A Coursera já fechou seu
primeiro acordo de licenciamento. O Antioch College, uma faculdade de Humanas em
Ohio, assinou acordo para utilizar conteúdo da Universidade da Pensilvânia e da
Duke. E uma nova empresa chamada Minerva Project está tentando criar uma
universidade online de elite, e vai encorajar os estudantes a viverem nas
imediações uns aos outros, em `núcleos de alojamento`, para que se beneficiem
dos aspectos sociais da vida de universidade. Tendo visto como os alunos da
Coursera e Udacity se organizam, não é impossível antever que estudantes optem
por viver em estreito contato no futuro, fazendo seus cursos online. E de graça.
Há muito em jogo. A começar
pela economia de dezenas de pequenas cidades britânicas que abrigam as
`universidades médias` que Grist considera que elas possam enfrentar problemas
no admirável mundo novo do mercado educativo livre.

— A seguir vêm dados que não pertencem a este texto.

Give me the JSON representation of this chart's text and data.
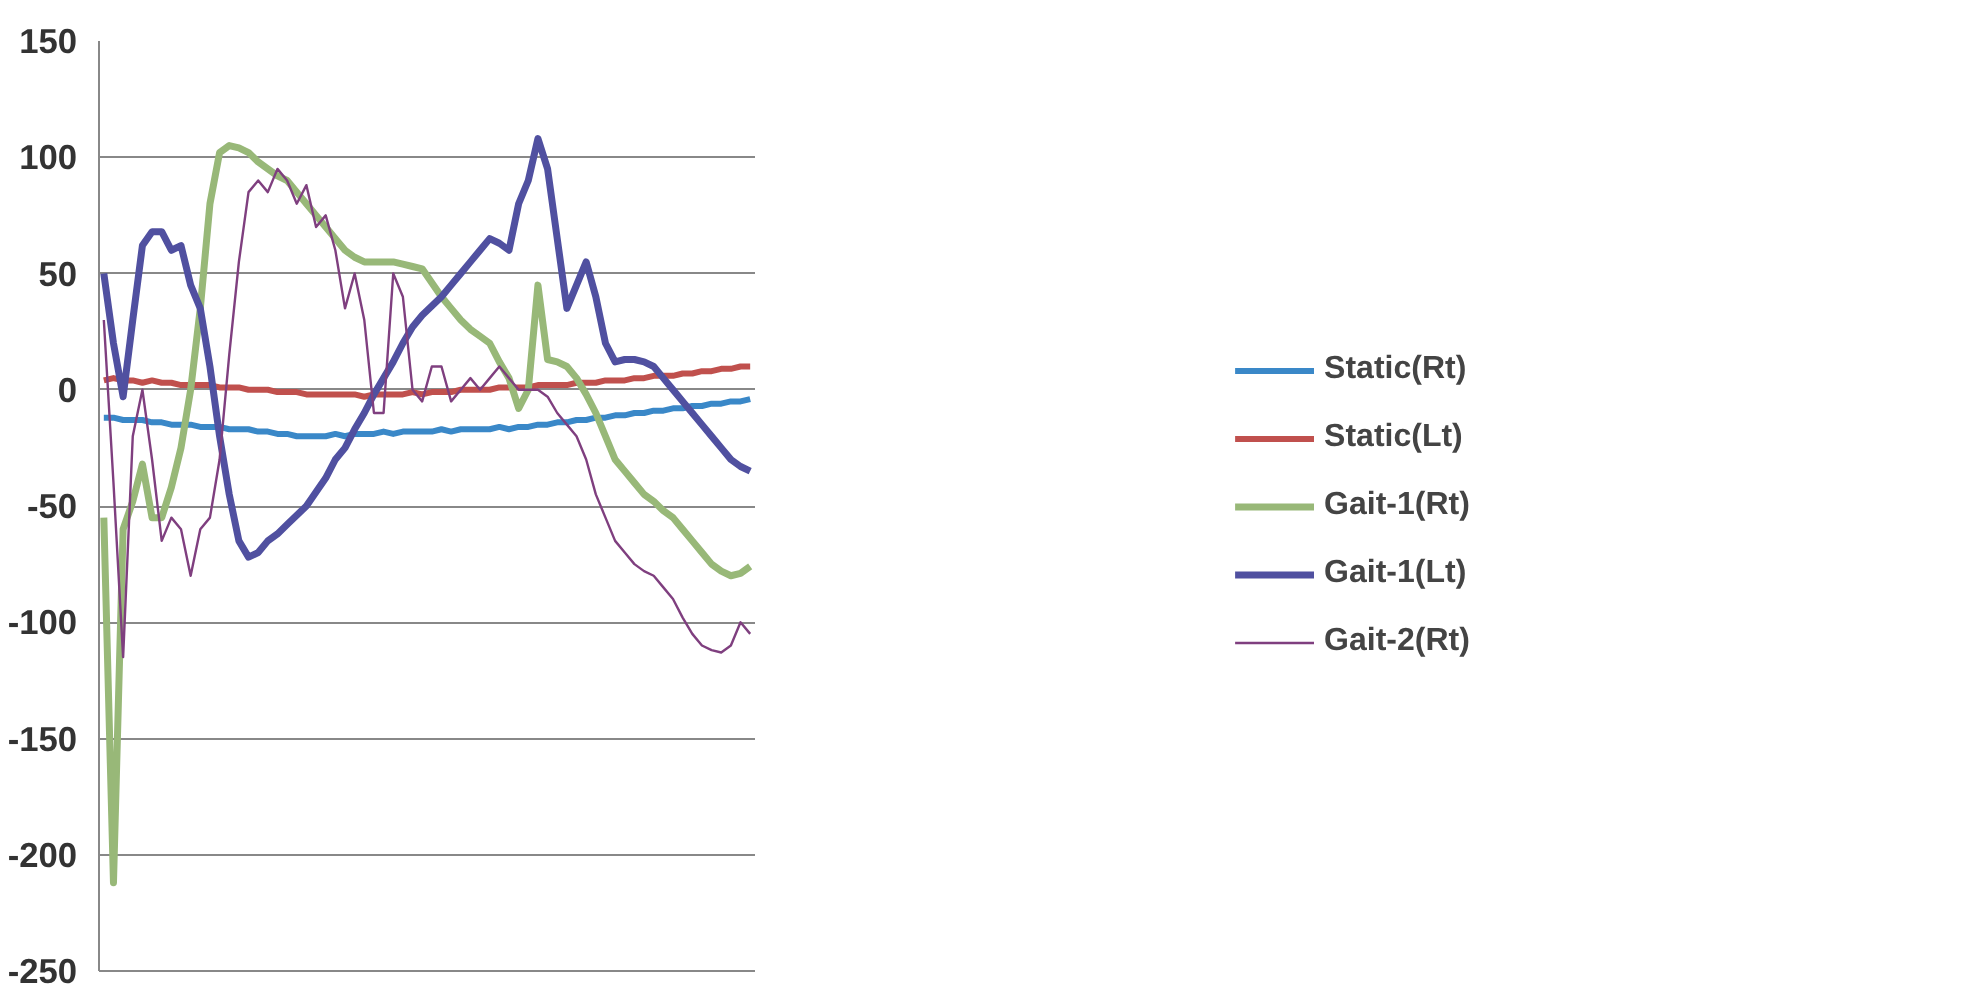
{
  "chart_data": {
    "type": "line",
    "categories": [
      null,
      null,
      null,
      null,
      null,
      null,
      null,
      null,
      null,
      null,
      null,
      null,
      null,
      null,
      null,
      null,
      null,
      null,
      null,
      null,
      null,
      null,
      null,
      null,
      null,
      null,
      null,
      null,
      null,
      null,
      null,
      null,
      null,
      null,
      null,
      null,
      null,
      null,
      null,
      null,
      null,
      null,
      null,
      null,
      null,
      null,
      null,
      null,
      null,
      null,
      null,
      null,
      null,
      null,
      null,
      null,
      null,
      null,
      null,
      null,
      null,
      null,
      null,
      null,
      null,
      null,
      null,
      null
    ],
    "ylim": [
      -250,
      150
    ],
    "yticks": [
      -250,
      -200,
      -150,
      -100,
      -50,
      0,
      50,
      100,
      150
    ],
    "grid": "y",
    "legend": "right",
    "tick_labels": "y",
    "marker": "none",
    "line_style": "solid",
    "series": [
      {
        "name": "Static(Rt)",
        "color": "#3a88c8",
        "values": [
          -12,
          -12,
          -13,
          -13,
          -13,
          -14,
          -14,
          -15,
          -15,
          -15,
          -16,
          -16,
          -16,
          -17,
          -17,
          -17,
          -18,
          -18,
          -19,
          -19,
          -20,
          -20,
          -20,
          -20,
          -19,
          -20,
          -19,
          -19,
          -19,
          -18,
          -19,
          -18,
          -18,
          -18,
          -18,
          -17,
          -18,
          -17,
          -17,
          -17,
          -17,
          -16,
          -17,
          -16,
          -16,
          -15,
          -15,
          -14,
          -14,
          -13,
          -13,
          -12,
          -12,
          -11,
          -11,
          -10,
          -10,
          -9,
          -9,
          -8,
          -8,
          -7,
          -7,
          -6,
          -6,
          -5,
          -5,
          -4
        ]
      },
      {
        "name": "Static(Lt)",
        "color": "#c0504d",
        "values": [
          4,
          5,
          4,
          4,
          3,
          4,
          3,
          3,
          2,
          2,
          2,
          2,
          1,
          1,
          1,
          0,
          0,
          0,
          -1,
          -1,
          -1,
          -2,
          -2,
          -2,
          -2,
          -2,
          -2,
          -3,
          -2,
          -2,
          -2,
          -2,
          -1,
          -2,
          -1,
          -1,
          -1,
          0,
          0,
          0,
          0,
          1,
          1,
          1,
          1,
          2,
          2,
          2,
          2,
          3,
          3,
          3,
          4,
          4,
          4,
          5,
          5,
          6,
          6,
          6,
          7,
          7,
          8,
          8,
          9,
          9,
          10,
          10
        ]
      },
      {
        "name": "Gait-1(Rt)",
        "color": "#98b878",
        "values": [
          -55,
          -212,
          -60,
          -48,
          -32,
          -55,
          -55,
          -42,
          -25,
          0,
          35,
          80,
          102,
          105,
          104,
          102,
          98,
          95,
          92,
          90,
          85,
          80,
          75,
          70,
          65,
          60,
          57,
          55,
          55,
          55,
          55,
          54,
          53,
          52,
          46,
          40,
          35,
          30,
          26,
          23,
          20,
          12,
          5,
          -8,
          0,
          45,
          13,
          12,
          10,
          5,
          -2,
          -10,
          -20,
          -30,
          -35,
          -40,
          -45,
          -48,
          -52,
          -55,
          -60,
          -65,
          -70,
          -75,
          -78,
          -80,
          -79,
          -76
        ]
      },
      {
        "name": "Gait-1(Lt)",
        "color": "#5050a0",
        "values": [
          50,
          20,
          -3,
          30,
          62,
          68,
          68,
          60,
          62,
          45,
          35,
          10,
          -20,
          -45,
          -65,
          -72,
          -70,
          -65,
          -62,
          -58,
          -54,
          -50,
          -44,
          -38,
          -30,
          -25,
          -17,
          -10,
          -2,
          5,
          12,
          20,
          27,
          32,
          36,
          40,
          45,
          50,
          55,
          60,
          65,
          63,
          60,
          80,
          90,
          108,
          95,
          65,
          35,
          45,
          55,
          40,
          20,
          12,
          13,
          13,
          12,
          10,
          5,
          0,
          -5,
          -10,
          -15,
          -20,
          -25,
          -30,
          -33,
          -35
        ]
      },
      {
        "name": "Gait-2(Rt)",
        "color": "#7f3f7f",
        "values": [
          30,
          -40,
          -115,
          -20,
          0,
          -30,
          -65,
          -55,
          -60,
          -80,
          -60,
          -55,
          -30,
          15,
          55,
          85,
          90,
          85,
          95,
          90,
          80,
          88,
          70,
          75,
          60,
          35,
          50,
          30,
          -10,
          -10,
          50,
          40,
          0,
          -5,
          10,
          10,
          -5,
          0,
          5,
          0,
          5,
          10,
          5,
          0,
          0,
          0,
          -3,
          -10,
          -15,
          -20,
          -30,
          -45,
          -55,
          -65,
          -70,
          -75,
          -78,
          -80,
          -85,
          -90,
          -98,
          -105,
          -110,
          -112,
          -113,
          -110,
          -100,
          -105
        ]
      }
    ]
  }
}
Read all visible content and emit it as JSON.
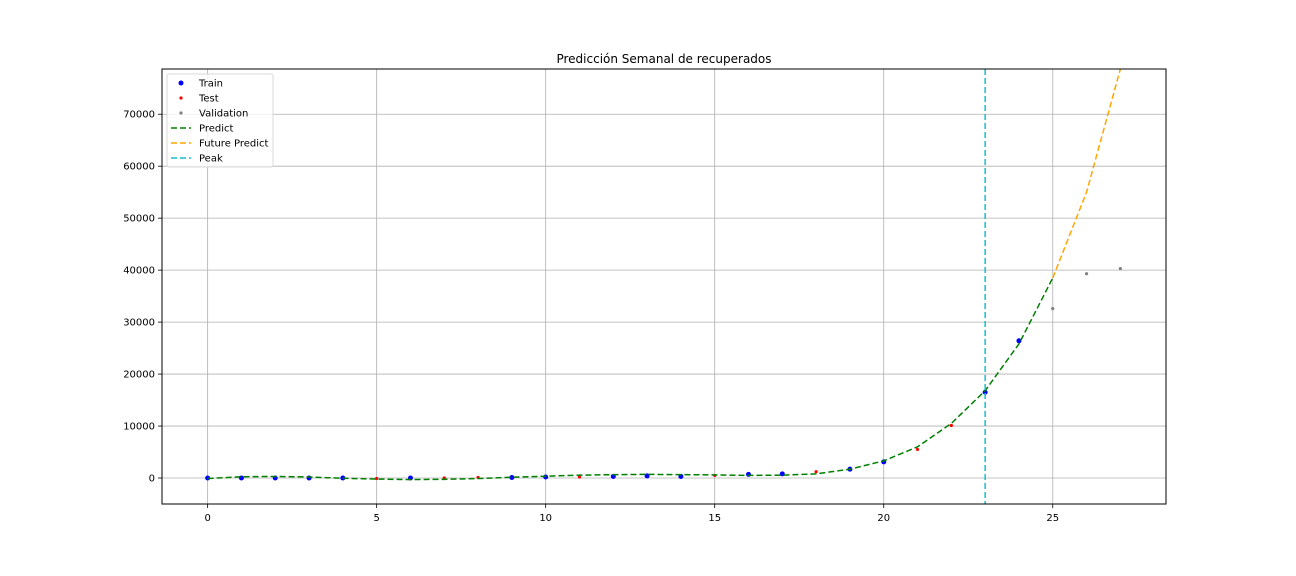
{
  "chart_data": {
    "type": "line",
    "title": "Predicción Semanal de recuperados",
    "xlabel": "",
    "ylabel": "",
    "xlim": [
      -1.35,
      28.35
    ],
    "ylim": [
      -5000,
      78700
    ],
    "xticks": [
      0,
      5,
      10,
      15,
      20,
      25
    ],
    "yticks": [
      0,
      10000,
      20000,
      30000,
      40000,
      50000,
      60000,
      70000
    ],
    "grid": true,
    "legend_position": "top-left",
    "peak_x": 23,
    "series": [
      {
        "name": "Train",
        "kind": "scatter",
        "color": "#0000ff",
        "x": [
          0,
          1,
          2,
          3,
          4,
          6,
          9,
          10,
          12,
          13,
          14,
          16,
          17,
          19,
          20,
          23,
          24
        ],
        "y": [
          0,
          0,
          0,
          0,
          0,
          0,
          100,
          200,
          300,
          400,
          300,
          700,
          800,
          1700,
          3100,
          16500,
          26400
        ]
      },
      {
        "name": "Test",
        "kind": "scatter",
        "color": "#ff0000",
        "x": [
          5,
          7,
          8,
          11,
          15,
          18,
          21,
          22
        ],
        "y": [
          -100,
          0,
          100,
          200,
          500,
          1200,
          5500,
          10100
        ]
      },
      {
        "name": "Validation",
        "kind": "scatter",
        "color": "#808080",
        "x": [
          25,
          26,
          27
        ],
        "y": [
          32600,
          39300,
          40300
        ]
      },
      {
        "name": "Predict",
        "kind": "line",
        "dash": "6,3",
        "color": "#008000",
        "x": [
          0,
          1,
          2,
          3,
          4,
          5,
          6,
          7,
          8,
          9,
          10,
          11,
          12,
          13,
          14,
          15,
          16,
          17,
          18,
          19,
          20,
          21,
          22,
          23,
          24,
          25
        ],
        "y": [
          -100,
          250,
          300,
          200,
          -50,
          -200,
          -300,
          -250,
          -100,
          150,
          350,
          550,
          650,
          700,
          650,
          600,
          500,
          550,
          800,
          1700,
          3300,
          6000,
          10500,
          16800,
          25800,
          38500
        ]
      },
      {
        "name": "Future Predict",
        "kind": "line",
        "dash": "6,3",
        "color": "#ffa500",
        "x": [
          25,
          26,
          27
        ],
        "y": [
          38500,
          55000,
          78700
        ]
      },
      {
        "name": "Peak",
        "kind": "vline",
        "dash": "6,3",
        "color": "#17becf"
      }
    ]
  }
}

Em Edimburgo, as anuidades
estão tendo efeito – as matrículas caíram – mas `a maioria dos alunos as vê como
dinheiro com que terão de se preocupar apenas no futuro`, diz Hayward. `Por
enquanto é algo hipotético`.
Mas este é o primeiro ano da
anuidade de nove mil libras. Um aluno inglês de Edimburgo (a universidade é
gratuita para escoceses), em um curso de quatro anos, terá dívidas de 36 mil
libras apenas com a anuidade. A isso é preciso acrescentar pelo menos mais 30
mil libras de despesas pessoais.
Os sites educativos têm
apenas alguns meses de vida. Ainda estão descobrindo seus princípios básicos. As
universidades não desaparecerão, por enquanto. Mas ninguém sabe em que situação
estaremos dentro de dez anos. Uma década atrás, eu achava que jornais sempre
existiriam. Que nada poderia substituir um livro. E que o carro de David
Hasselhoff no seriado `Super Máquina` era só uma obra de fantasia.